Урюк! Сморщенный вяленый вкусненький предатель абрикос с лакомой еще к тому же косточкой. О, эти урюки, страшно вспомнить бесконечное неотвязное жевание, лежание с жеванием и чтением на продавленной тахте, фиктивное переворачивание страниц, жаркая вялая дрема, липкие пальцы, чуть-чуть похрустывающая в надоевших, но неутомимых зубах урючная грязнинка и жевание, жевание, жевание.

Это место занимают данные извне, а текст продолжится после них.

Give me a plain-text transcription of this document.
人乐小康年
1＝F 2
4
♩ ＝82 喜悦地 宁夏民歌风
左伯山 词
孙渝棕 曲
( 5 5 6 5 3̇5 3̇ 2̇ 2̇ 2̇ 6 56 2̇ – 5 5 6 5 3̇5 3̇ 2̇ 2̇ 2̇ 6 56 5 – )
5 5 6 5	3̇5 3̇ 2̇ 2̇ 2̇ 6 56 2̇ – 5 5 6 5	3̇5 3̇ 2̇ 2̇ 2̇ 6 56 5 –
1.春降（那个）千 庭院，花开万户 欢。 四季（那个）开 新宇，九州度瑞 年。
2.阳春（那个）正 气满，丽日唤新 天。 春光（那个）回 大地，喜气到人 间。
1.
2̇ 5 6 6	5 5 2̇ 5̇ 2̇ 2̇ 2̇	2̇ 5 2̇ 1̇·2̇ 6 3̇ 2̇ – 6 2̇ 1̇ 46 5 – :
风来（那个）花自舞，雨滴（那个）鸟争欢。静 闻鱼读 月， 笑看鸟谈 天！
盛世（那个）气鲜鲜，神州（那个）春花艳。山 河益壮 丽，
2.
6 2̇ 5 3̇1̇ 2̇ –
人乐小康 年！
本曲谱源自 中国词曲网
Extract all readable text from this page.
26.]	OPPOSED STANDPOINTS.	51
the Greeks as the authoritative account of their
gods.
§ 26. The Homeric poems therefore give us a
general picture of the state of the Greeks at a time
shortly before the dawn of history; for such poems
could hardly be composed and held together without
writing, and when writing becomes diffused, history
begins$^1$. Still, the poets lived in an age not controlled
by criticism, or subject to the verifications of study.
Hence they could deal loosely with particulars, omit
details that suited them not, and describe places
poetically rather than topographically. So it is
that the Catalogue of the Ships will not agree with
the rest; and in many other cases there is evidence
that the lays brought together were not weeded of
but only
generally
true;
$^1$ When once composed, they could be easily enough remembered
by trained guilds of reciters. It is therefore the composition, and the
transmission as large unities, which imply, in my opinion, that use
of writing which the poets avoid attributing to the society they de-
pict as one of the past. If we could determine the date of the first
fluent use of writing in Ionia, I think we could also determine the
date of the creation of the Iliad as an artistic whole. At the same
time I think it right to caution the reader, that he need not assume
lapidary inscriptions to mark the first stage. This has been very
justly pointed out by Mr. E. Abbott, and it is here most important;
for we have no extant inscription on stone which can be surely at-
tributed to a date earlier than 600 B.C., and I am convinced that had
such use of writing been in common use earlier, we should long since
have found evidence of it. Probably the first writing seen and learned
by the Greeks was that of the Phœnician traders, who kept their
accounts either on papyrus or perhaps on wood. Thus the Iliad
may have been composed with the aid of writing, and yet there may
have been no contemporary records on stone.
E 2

Отрочество и золотая пора ранней юности были под угрозой. Сухофруктов в доме жреца Нефертити было изобилие, и
Так и сейчас, как в отрочестве, ей скулы свело от желания урючной оскомины, и она сделала немалое усилие, чтобы пронзить галерею сухофруктов и на выходе резко, киношно купить в лотке бутылку шампанского. Шампанского! Зачем?! В противовес урюку! Танго «Брызги шампанского»! Как-то в полуархивной плюшевой липкой одури, в урючной истоме попался в руки журнал красивой жизни «Столица и усадьба», 1915 год. С пожелтевшей малость страницы улыбалась графиня Нада Торби, супруга принца Джорджа Баттенбергского, правнучка А. С. Пушкина, сестра милосердия в лазарете памяти В. Ф. Комиссаржевской. Высокая красавица в косынке с крестиком улыбалась тианственно, и хоть несла она корзину с корпией и бинтами, а на задворках памяти плясало шампанское! Брызги! Вальс! Комильфоты в масках!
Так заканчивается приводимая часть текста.